Als Joseph und ich zu Hause ankamen, wickelte ich die Flöte in ein weiches Tuch, das Therese für mich gemacht hatte, und legte sie auf das Fensterbrett, wo zuvor die Urnen von Steven und Therese gestanden hatten. Der ideale Platz.

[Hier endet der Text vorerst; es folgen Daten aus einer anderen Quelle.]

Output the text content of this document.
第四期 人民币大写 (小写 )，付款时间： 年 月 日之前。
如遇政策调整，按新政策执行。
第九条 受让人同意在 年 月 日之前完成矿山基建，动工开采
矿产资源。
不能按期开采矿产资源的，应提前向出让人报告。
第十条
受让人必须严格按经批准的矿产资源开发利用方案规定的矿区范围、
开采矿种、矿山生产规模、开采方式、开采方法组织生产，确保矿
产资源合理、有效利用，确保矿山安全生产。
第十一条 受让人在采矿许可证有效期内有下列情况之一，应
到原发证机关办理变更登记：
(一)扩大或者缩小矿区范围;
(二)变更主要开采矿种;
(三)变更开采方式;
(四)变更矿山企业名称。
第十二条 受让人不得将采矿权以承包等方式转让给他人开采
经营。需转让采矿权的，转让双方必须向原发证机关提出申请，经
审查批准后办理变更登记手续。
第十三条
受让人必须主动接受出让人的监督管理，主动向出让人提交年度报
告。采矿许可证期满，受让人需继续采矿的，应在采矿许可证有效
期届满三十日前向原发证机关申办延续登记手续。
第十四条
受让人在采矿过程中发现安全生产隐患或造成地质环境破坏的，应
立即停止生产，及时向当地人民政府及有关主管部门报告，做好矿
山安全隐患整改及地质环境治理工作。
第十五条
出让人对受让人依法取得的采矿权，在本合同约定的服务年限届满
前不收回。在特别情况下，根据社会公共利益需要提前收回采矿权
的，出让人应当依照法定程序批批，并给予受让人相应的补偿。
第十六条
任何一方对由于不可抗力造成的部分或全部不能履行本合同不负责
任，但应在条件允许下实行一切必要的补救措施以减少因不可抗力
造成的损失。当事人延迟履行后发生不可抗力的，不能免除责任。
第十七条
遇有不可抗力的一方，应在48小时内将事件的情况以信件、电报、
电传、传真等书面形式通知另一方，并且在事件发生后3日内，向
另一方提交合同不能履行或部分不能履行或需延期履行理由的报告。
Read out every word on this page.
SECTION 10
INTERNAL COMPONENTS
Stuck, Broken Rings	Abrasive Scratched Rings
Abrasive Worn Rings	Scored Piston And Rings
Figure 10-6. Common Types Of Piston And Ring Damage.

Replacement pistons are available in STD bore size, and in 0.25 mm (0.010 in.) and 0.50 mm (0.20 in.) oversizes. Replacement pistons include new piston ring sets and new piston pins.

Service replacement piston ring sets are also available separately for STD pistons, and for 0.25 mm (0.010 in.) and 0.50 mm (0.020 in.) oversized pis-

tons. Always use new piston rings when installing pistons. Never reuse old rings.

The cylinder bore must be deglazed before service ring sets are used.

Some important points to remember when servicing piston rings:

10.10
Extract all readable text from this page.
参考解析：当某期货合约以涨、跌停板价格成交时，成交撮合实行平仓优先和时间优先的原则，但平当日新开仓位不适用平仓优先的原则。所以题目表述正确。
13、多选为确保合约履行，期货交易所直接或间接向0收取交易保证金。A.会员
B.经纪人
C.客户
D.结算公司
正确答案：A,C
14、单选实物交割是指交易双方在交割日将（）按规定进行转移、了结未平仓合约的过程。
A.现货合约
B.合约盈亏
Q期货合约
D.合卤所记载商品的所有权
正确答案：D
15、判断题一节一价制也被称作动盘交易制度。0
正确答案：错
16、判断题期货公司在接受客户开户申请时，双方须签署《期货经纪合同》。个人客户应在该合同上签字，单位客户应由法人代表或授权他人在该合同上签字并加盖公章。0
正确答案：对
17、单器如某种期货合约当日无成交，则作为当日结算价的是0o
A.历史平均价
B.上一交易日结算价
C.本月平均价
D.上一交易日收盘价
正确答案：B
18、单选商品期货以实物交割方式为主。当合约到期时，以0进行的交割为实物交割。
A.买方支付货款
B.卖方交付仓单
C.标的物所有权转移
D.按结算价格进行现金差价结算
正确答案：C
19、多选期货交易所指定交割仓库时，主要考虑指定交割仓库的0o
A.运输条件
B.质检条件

Tom war im Wohnzimmer, wo er sich Notizen machte. Keine Spur von Nava, die wahrscheinlich noch beim Fest war. Ich wollte abwarten, bis Bryan mir sagen konnte, ob er mit Alicia gesprochen hatte, aber die Zeit drängte, da die Vagabunden in zwei Tagen wieder aufbrechen würden. Nachdem ich einmal tief durchgeatmet hatte, zerrte ich Joseph mit ins Wohnzimmer. »Tom, können wir mit dir reden?«
Er nickte und legte seine Papiere auf den Tisch. »Klar. Worum geht’s?«
Ich setzte mich auf den Sessel neben Tom, und Joseph zog sich auf die andere Seite des Raums zurück, fast im Schatten, aber nahe genug, um das Gespräch als Zeuge verfolgen zu können. Er wollte mir das Reden überlassen. »Wenn ich dir ein paar Fragen stelle, kannst du mir versprechen, nicht mit Nava darüber zu sprechen, bis wir dir sagen, dass wir kein Problem damit haben?«
Tom räusperte sich und ließ sich einen Moment Zeit mit seiner Antwort. »Ich bin einverstanden, euch zu informieren, bevor ich mit Nava darüber spreche, aber ich werde euch nicht um Erlaubnis fragen.«
Das war ein fairer Kompromiss. »Okay.« Meine Hände wanden sich wie etwas mit eigenem Leben in meinem Schoß, und ich zwang sie dazu, ruhig zu sein. Das Licht von Schicksal fiel durch das Fenster neben Joseph, so dass Toms Gesicht von zwei Lichtquellen beschienen wurde: dem Mond und der Lampe auf dem Holztisch zwischen uns. »Ich möchte vorausschicken, dass es nicht um uns beide geht, aber was wäre, wenn einer von uns, den Modifizierten, eines Verbrechens angeklagt würde? Würden für uns dieselben Gesetze gelten wie für alle anderen?«
Tom beugte sich vor und fixierte mich mit intensivem Blick, als er bedächtig antwortete. »Was für ein Verbrechen?«
»Ich bin noch nicht bereit, darüber zu sprechen.«
Er lehnte sich zurück und kaute nachdenklich auf der Unterlippe. »Das scheint ein sehr ernstes Gespräch zu werden. Ich werde mir ein Glas Wasser holen. Chelo? Joseph?«
Joseph stand auf. »Ich kümmere mich darum.«
»Danke.«
Während wir auf Joseph warteten, beobachtete ich Tom aufmerksam und fragte mich, wie er mit dieser Angelegenheit umgehen würde. Er blickte aus dem Fenster und wippte lautlos mit dem Fuß. Wenn es zu einer Untersuchung kam, würde er damit zu tun haben, neben Nava und den übrigen Mitgliedern des Stadtrats.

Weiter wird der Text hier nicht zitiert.